Le style est tout simplement sublime ! Pourtant, il s’agit d’une traduction. C’est pourquoi j’ai eu la curiosité de chercher l’identité du traducteur, en début de roman. Et c’est sans surprise que j’y ai trouvé le nom de Vincent Tassy, également écrivain.

J’ai découvert ce dernier dans Apostasie et, même si j’ai moyennement aimé l’histoire, j’avais relevé une maîtrise absolue de sa plume. Or, quand celle-ci est au service de Lake Ephemeral, c’est un pur régal !

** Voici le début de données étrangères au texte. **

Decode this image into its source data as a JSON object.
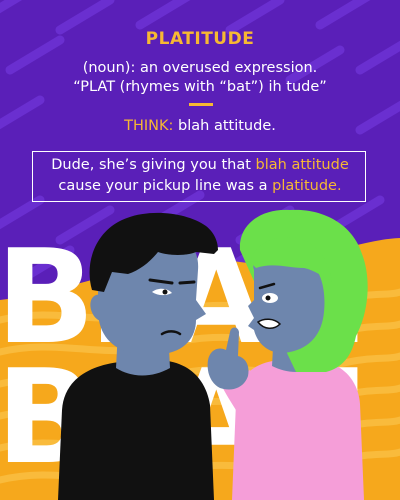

Un décor aux mille illusions

Comme l’indique le synopsis, la majorité de l’intrigue se déroule à Lake Ephemeral, un domaine pour le moins singulier. Anya Allyn a ainsi imaginé un monde hors du temps, coupé de la civilisation. Entre papillons colorés et plantes mortelles, voici donc un cadre parfait pour y dénicher des secrets enfouis, résoudre des mystères sur plusieurs générations…

On s’y perdrait presque

Si ce one-shot débute de façon très classique – une adolescente, qui se croyait orpheline, a le bonheur d’apprendre que sa mère est toujours en vie -, il se détourne rapidement des sentiers battus. En vérité, l’intrigue emprunte tant de chemins différents qu’il est impossible d’anticiper les rebondissements. L’auteure dissimule habilement ses intentions, amorce de fausses pistes et joue avec le temps sans s’inquiéter de son lecteur. Résultat : c’est terriblement addictif. Pour preuve, je l’ai terminé en trois jours à peine !

Cependant, je le reconnais, le scénario comporte quelques raccourcis. En effet, certains événement ne tiennent qu’à un fil : celui du hasard. Mais l’aura surnaturelle, onirique même, qui se dégage du récit nous plonge dans le flou, nous incitant à ignorer ce genre de détails.

Des personnages qu’il est difficile de quitter

Sera est une adolescente au caractère bien trempé qui ne laissera pas le lecteur insensible, tant elle est attachante dans son envie d’avoir une famille. Sa personnalité est complexe ; elle est à la fois mature en comparaison des autres enfants du domaine et naïve face aux nombreux prétextes inventés par les adultes pour justifier leurs actes, du moins dans un premier temps.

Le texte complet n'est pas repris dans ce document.